Un'estate da incubo. È quella che sta vivendo un giovane di Serrone, A.M., che ha avuto la sfortuna di risultare positivo in Sardegna durante una vacanza il 14 agosto e soltanto martedì ha avuto l'esito del secondo test risultando ancora positivo. Ma a denunciare quanto sta accadendo è il papà Pierpaolo che punta l'indice sulla mancata assistenza. «Voglio denunciare questa storia assurda - afferma il padre - non tanto sulla positività di mio figlio ma su come è trattato e come lui tante altre persone, molti ragazzi, a cui rivolgo i migliori auguri, che hanno avuto la sfortuna di contrarre il virus».

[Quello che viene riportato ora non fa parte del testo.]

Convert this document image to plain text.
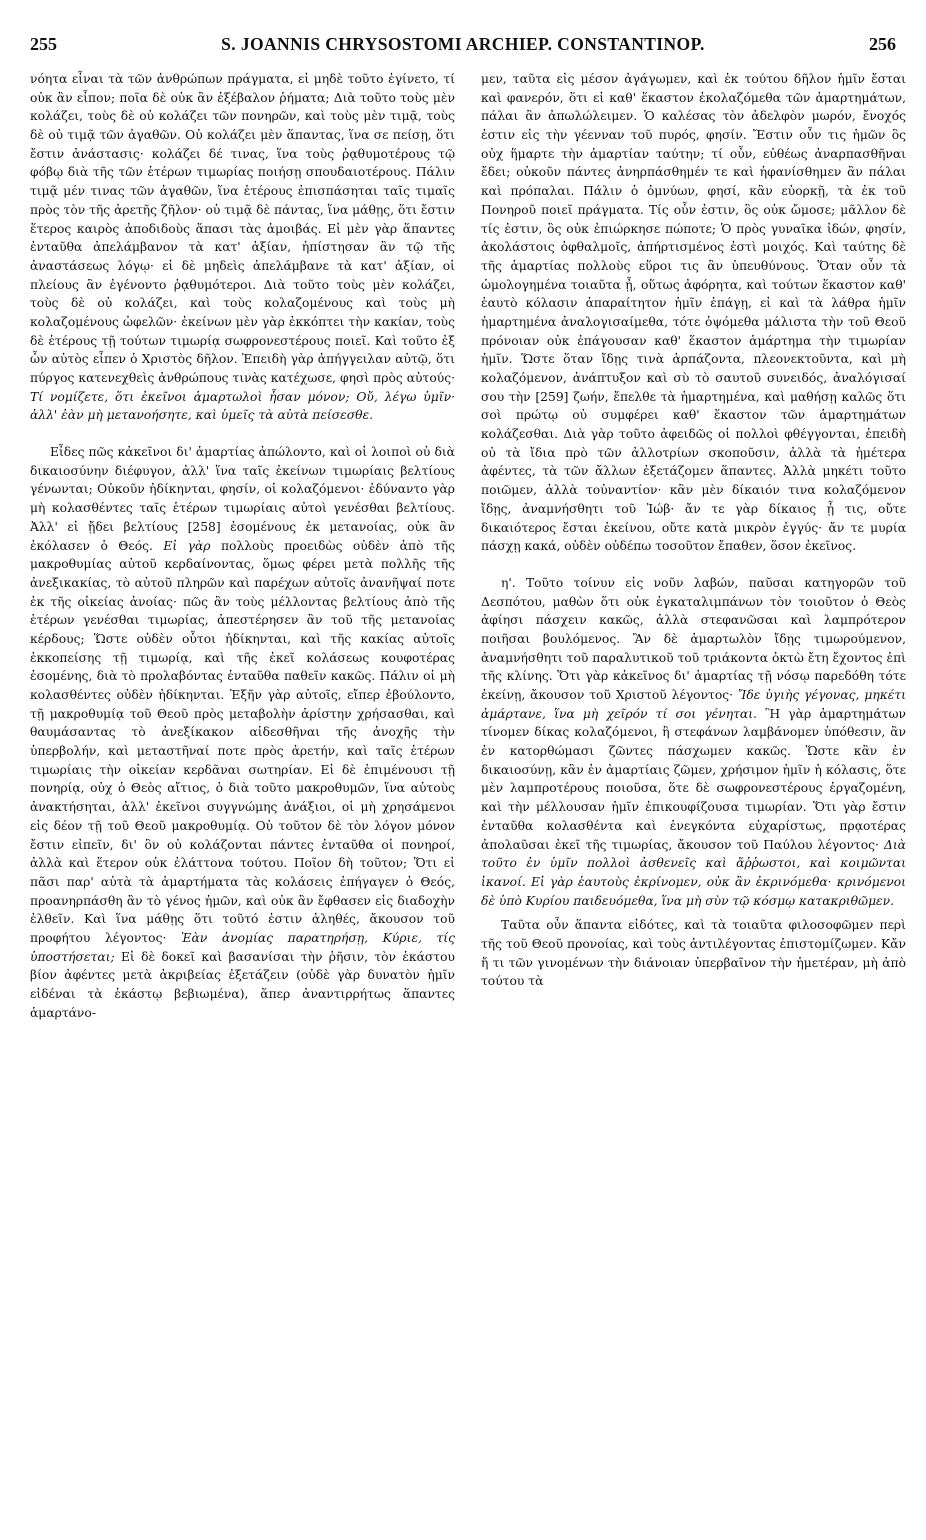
255	S. JOANNIS CHRYSOSTOMI ARCHIEP. CONSTANTINOP.	256

νόητα εἶναι τὰ τῶν ἀνθρώπων πράγματα, εἰ μηδὲ τοῦτο ἐγίνετο, τί οὐκ ἂν εἶπον; ποῖα δὲ οὐκ ἂν ἐξέβαλον ῥήματα; Διὰ τοῦτο τοὺς μὲν κολάζει, τοὺς δὲ οὐ κολάζει τῶν πονηρῶν, καὶ τοὺς μὲν τιμᾷ, τοὺς δὲ οὐ τιμᾷ τῶν ἀγαθῶν. Οὐ κολάζει μὲν ἅπαντας, ἵνα σε πείσῃ, ὅτι ἔστιν ἀνάστασις· κολάζει δέ τινας, ἵνα τοὺς ῥᾳθυμοτέρους τῷ φόβῳ διὰ τῆς τῶν ἑτέρων τιμωρίας ποιήσῃ σπουδαιοτέρους. Πάλιν τιμᾷ μέν τινας τῶν ἀγαθῶν, ἵνα ἑτέρους ἐπισπάσηται ταῖς τιμαῖς πρὸς τὸν τῆς ἀρετῆς ζῆλον· οὐ τιμᾷ δὲ πάντας, ἵνα μάθῃς, ὅτι ἔστιν ἕτερος καιρὸς ἀποδιδοὺς ἅπασι τὰς ἀμοιβάς. Εἰ μὲν γὰρ ἅπαντες ἐνταῦθα ἀπελάμβανον τὰ κατ' ἀξίαν, ἠπίστησαν ἂν τῷ τῆς ἀναστάσεως λόγῳ· εἰ δὲ μηδεὶς ἀπελάμβανε τὰ κατ' ἀξίαν, οἱ πλείους ἂν ἐγένοντο ῥᾳθυμότεροι. Διὰ τοῦτο τοὺς μὲν κολάζει, τοὺς δὲ οὐ κολάζει, καὶ τοὺς κολαζομένους καὶ τοὺς μὴ κολαζομένους ὠφελῶν· ἐκείνων μὲν γὰρ ἐκκόπτει τὴν κακίαν, τοὺς δὲ ἑτέρους τῇ τούτων τιμωρίᾳ σωφρονεστέρους ποιεῖ. Καὶ τοῦτο ἐξ ὧν αὐτὸς εἶπεν ὁ Χριστὸς δῆλον. Ἐπειδὴ γὰρ ἀπήγγειλαν αὐτῷ, ὅτι πύργος κατενεχθεὶς ἀνθρώπους τινὰς κατέχωσε, φησὶ πρὸς αὐτούς· Τί νομίζετε, ὅτι ἐκεῖνοι ἁμαρτωλοὶ ἦσαν μόνον; Οὔ, λέγω ὑμῖν· ἀλλ' ἐὰν μὴ μετανοήσητε, καὶ ὑμεῖς τὰ αὐτὰ πείσεσθε.

Εἶδες πῶς κἀκεῖνοι δι' ἁμαρτίας ἀπώλοντο, καὶ οἱ λοιποὶ οὐ διὰ δικαιοσύνην διέφυγον, ἀλλ' ἵνα ταῖς ἐκείνων τιμωρίαις βελτίους γένωνται; Οὐκοῦν ἠδίκηνται, φησίν, οἱ κολαζόμενοι· ἐδύναντο γὰρ μὴ κολασθέντες ταῖς ἑτέρων τιμωρίαις αὐτοὶ γενέσθαι βελτίους. Ἀλλ' εἰ ᾔδει βελτίους [258] ἐσομένους ἐκ μετανοίας, οὐκ ἂν ἐκόλασεν ὁ Θεός. Εἰ γὰρ πολλοὺς προειδὼς οὐδὲν ἀπὸ τῆς μακροθυμίας αὐτοῦ κερδαίνοντας, ὅμως φέρει μετὰ πολλῆς τῆς ἀνεξικακίας, τὸ αὐτοῦ πληρῶν καὶ παρέχων αὐτοῖς ἀνανῆψαί ποτε ἐκ τῆς οἰκείας ἀνοίας· πῶς ἂν τοὺς μέλλοντας βελτίους ἀπὸ τῆς ἑτέρων γενέσθαι τιμωρίας, ἀπεστέρησεν ἂν τοῦ τῆς μετανοίας κέρδους; Ὥστε οὐδὲν οὗτοι ἠδίκηνται, καὶ τῆς κακίας αὐτοῖς ἐκκοπείσης τῇ τιμωρίᾳ, καὶ τῆς ἐκεῖ κολάσεως κουφοτέρας ἐσομένης, διὰ τὸ προλαβόντας ἐνταῦθα παθεῖν κακῶς. Πάλιν οἱ μὴ κολασθέντες οὐδὲν ἠδίκηνται. Ἐξῆν γὰρ αὐτοῖς, εἴπερ ἐβούλοντο, τῇ μακροθυμίᾳ τοῦ Θεοῦ πρὸς μεταβολὴν ἀρίστην χρήσασθαι, καὶ θαυμάσαντας τὸ ἀνεξίκακον αἰδεσθῆναι τῆς ἀνοχῆς τὴν ὑπερβολήν, καὶ μεταστῆναί ποτε πρὸς ἀρετήν, καὶ ταῖς ἑτέρων τιμωρίαις τὴν οἰκείαν κερδᾶναι σωτηρίαν. Εἰ δὲ ἐπιμένουσι τῇ πονηρίᾳ, οὐχ ὁ Θεὸς αἴτιος, ὁ διὰ τοῦτο μακροθυμῶν, ἵνα αὐτοὺς ἀνακτήσηται, ἀλλ' ἐκεῖνοι συγγνώμης ἀνάξιοι, οἱ μὴ χρησάμενοι εἰς δέον τῇ τοῦ Θεοῦ μακροθυμίᾳ. Οὐ τοῦτον δὲ τὸν λόγον μόνον ἔστιν εἰπεῖν, δι' ὃν οὐ κολάζονται πάντες ἐνταῦθα οἱ πονηροί, ἀλλὰ καὶ ἕτερον οὐκ ἐλάττονα τούτου. Ποῖον δὴ τοῦτον; Ὅτι εἰ πᾶσι παρ' αὐτὰ τὰ ἁμαρτήματα τὰς κολάσεις ἐπήγαγεν ὁ Θεός, προανηρπάσθη ἂν τὸ γένος ἡμῶν, καὶ οὐκ ἂν ἔφθασεν εἰς διαδοχὴν ἐλθεῖν. Καὶ ἵνα μάθῃς ὅτι τοῦτό ἐστιν ἀληθές, ἄκουσον τοῦ προφήτου λέγοντος· Ἐὰν ἀνομίας παρατηρήσῃ, Κύριε, τίς ὑποστήσεται; Εἰ δὲ δοκεῖ καὶ βασανίσαι τὴν ῥῆσιν, τὸν ἑκάστου βίον ἀφέντες μετὰ ἀκριβείας ἐξετάζειν (οὐδὲ γὰρ δυνατὸν ἡμῖν εἰδέναι τὰ ἑκάστῳ βεβιωμένα), ἅπερ ἀναντιρρήτως ἅπαντες ἁμαρτάνο-

μεν, ταῦτα εἰς μέσον ἀγάγωμεν, καὶ ἐκ τούτου δῆλον ἡμῖν ἔσται καὶ φανερόν, ὅτι εἰ καθ' ἕκαστον ἐκολαζόμεθα τῶν ἁμαρτημάτων, πάλαι ἂν ἀπωλώλειμεν. Ὁ καλέσας τὸν ἀδελφὸν μωρόν, ἔνοχός ἐστιν εἰς τὴν γέενναν τοῦ πυρός, φησίν. Ἔστιν οὖν τις ἡμῶν ὃς οὐχ ἥμαρτε τὴν ἁμαρτίαν ταύτην; τί οὖν, εὐθέως ἀναρπασθῆναι ἔδει; οὐκοῦν πάντες ἀνηρπάσθημέν τε καὶ ἠφανίσθημεν ἂν πάλαι καὶ πρόπαλαι. Πάλιν ὁ ὀμνύων, φησί, κἂν εὐορκῇ, τὰ ἐκ τοῦ Πονηροῦ ποιεῖ πράγματα. Τίς οὖν ἐστιν, ὃς οὐκ ὤμοσε; μᾶλλον δὲ τίς ἐστιν, ὃς οὐκ ἐπιώρκησε πώποτε; Ὁ πρὸς γυναῖκα ἰδών, φησίν, ἀκολάστοις ὀφθαλμοῖς, ἀπήρτισμένος ἐστὶ μοιχός. Καὶ ταύτης δὲ τῆς ἁμαρτίας πολλοὺς εὕροι τις ἂν ὑπευθύνους. Ὅταν οὖν τὰ ὡμολογημένα τοιαῦτα ᾖ, οὕτως ἀφόρητα, καὶ τούτων ἕκαστον καθ' ἑαυτὸ κόλασιν ἀπαραίτητον ἡμῖν ἐπάγῃ, εἰ καὶ τὰ λάθρα ἡμῖν ἡμαρτημένα ἀναλογισαίμεθα, τότε ὀψόμεθα μάλιστα τὴν τοῦ Θεοῦ πρόνοιαν οὐκ ἐπάγουσαν καθ' ἕκαστον ἁμάρτημα τὴν τιμωρίαν ἡμῖν. Ὥστε ὅταν ἴδῃς τινὰ ἁρπάζοντα, πλεονεκτοῦντα, καὶ μὴ κολαζόμενον, ἀνάπτυξον καὶ σὺ τὸ σαυτοῦ συνειδός, ἀναλόγισαί σου τὴν [259] ζωήν, ἔπελθε τὰ ἡμαρτημένα, καὶ μαθήσῃ καλῶς ὅτι σοὶ πρώτῳ οὐ συμφέρει καθ' ἕκαστον τῶν ἁμαρτημάτων κολάζεσθαι. Διὰ γὰρ τοῦτο ἀφειδῶς οἱ πολλοὶ φθέγγονται, ἐπειδὴ οὐ τὰ ἴδια πρὸ τῶν ἀλλοτρίων σκοποῦσιν, ἀλλὰ τὰ ἡμέτερα ἀφέντες, τὰ τῶν ἄλλων ἐξετάζομεν ἅπαντες. Ἀλλὰ μηκέτι τοῦτο ποιῶμεν, ἀλλὰ τοὐναντίον· κἂν μὲν δίκαιόν τινα κολαζόμενον ἴδῃς, ἀναμνήσθητι τοῦ Ἰώβ· ἄν τε γὰρ δίκαιος ᾖ τις, οὔτε δικαιότερος ἔσται ἐκείνου, οὔτε κατὰ μικρὸν ἐγγύς· ἄν τε μυρία πάσχῃ κακά, οὐδὲν οὐδέπω τοσοῦτον ἔπαθεν, ὅσον ἐκεῖνος.

η'. Τοῦτο τοίνυν εἰς νοῦν λαβών, παῦσαι κατηγορῶν τοῦ Δεσπότου, μαθὼν ὅτι οὐκ ἐγκαταλιμπάνων τὸν τοιοῦτον ὁ Θεὸς ἀφίησι πάσχειν κακῶς, ἀλλὰ στεφανῶσαι καὶ λαμπρότερον ποιῆσαι βουλόμενος. Ἂν δὲ ἁμαρτωλὸν ἴδῃς τιμωρούμενον, ἀναμνήσθητι τοῦ παραλυτικοῦ τοῦ τριάκοντα ὀκτὼ ἔτη ἔχοντος ἐπὶ τῆς κλίνης. Ὅτι γὰρ κἀκεῖνος δι' ἁμαρτίας τῇ νόσῳ παρεδόθη τότε ἐκείνῃ, ἄκουσον τοῦ Χριστοῦ λέγοντος· Ἴδε ὑγιὴς γέγονας, μηκέτι ἁμάρτανε, ἵνα μὴ χεῖρόν τί σοι γένηται. Ἢ γὰρ ἁμαρτημάτων τίνομεν δίκας κολαζόμενοι, ἢ στεφάνων λαμβάνομεν ὑπόθεσιν, ἂν ἐν κατορθώμασι ζῶντες πάσχωμεν κακῶς. Ὥστε κἂν ἐν δικαιοσύνῃ, κἂν ἐν ἁμαρτίαις ζῶμεν, χρήσιμον ἡμῖν ἡ κόλασις, ὅτε μὲν λαμπροτέρους ποιοῦσα, ὅτε δὲ σωφρονεστέρους ἐργαζομένη, καὶ τὴν μέλλουσαν ἡμῖν ἐπικουφίζουσα τιμωρίαν. Ὅτι γὰρ ἔστιν ἐνταῦθα κολασθέντα καὶ ἐνεγκόντα εὐχαρίστως, πρᾳοτέρας ἀπολαῦσαι ἐκεῖ τῆς τιμωρίας, ἄκουσον τοῦ Παύλου λέγοντος· Διὰ τοῦτο ἐν ὑμῖν πολλοὶ ἀσθενεῖς καὶ ἄῤῥωστοι, καὶ κοιμῶνται ἱκανοί. Εἰ γὰρ ἑαυτοὺς ἐκρίνομεν, οὐκ ἂν ἐκρινόμεθα· κρινόμενοι δὲ ὑπὸ Κυρίου παιδευόμεθα, ἵνα μὴ σὺν τῷ κόσμῳ κατακριθῶμεν.

Ταῦτα οὖν ἅπαντα εἰδότες, καὶ τὰ τοιαῦτα φιλοσοφῶμεν περὶ τῆς τοῦ Θεοῦ προνοίας, καὶ τοὺς ἀντιλέγοντας ἐπιστομίζωμεν. Κἄν ἤ τι τῶν γινομένων τὴν διάνοιαν ὑπερβαῖνον τὴν ἡμετέραν, μὴ ἀπὸ τούτου τὰ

«Non hanno nessun tipo di assistenza - prosegue - abitano per questa emergenza in un appartamento, a loro spese, al quarto piano ad Olbia. Sono senza tv, wi-fi e condizionatore con signore del posto che gli portano da mangiare visto che in qualche caso hanno trascorso le giornate senza cibo. Dove sta l'assistenza tanto annunciata? Ho chiamato il comune di Olbia e il ministero della salute, mi sono rivolto anche al sindaco di Serrone che si è subito attivato e per questo lo ringrazio, ma non abbiamo avuto risposte. È assurdo e vergognoso quello che accadendo a mio figlio, come ad altre persone, senza la minima assistenza extra covid». Intanto l'augurio di pronta guarigione al ragazzo.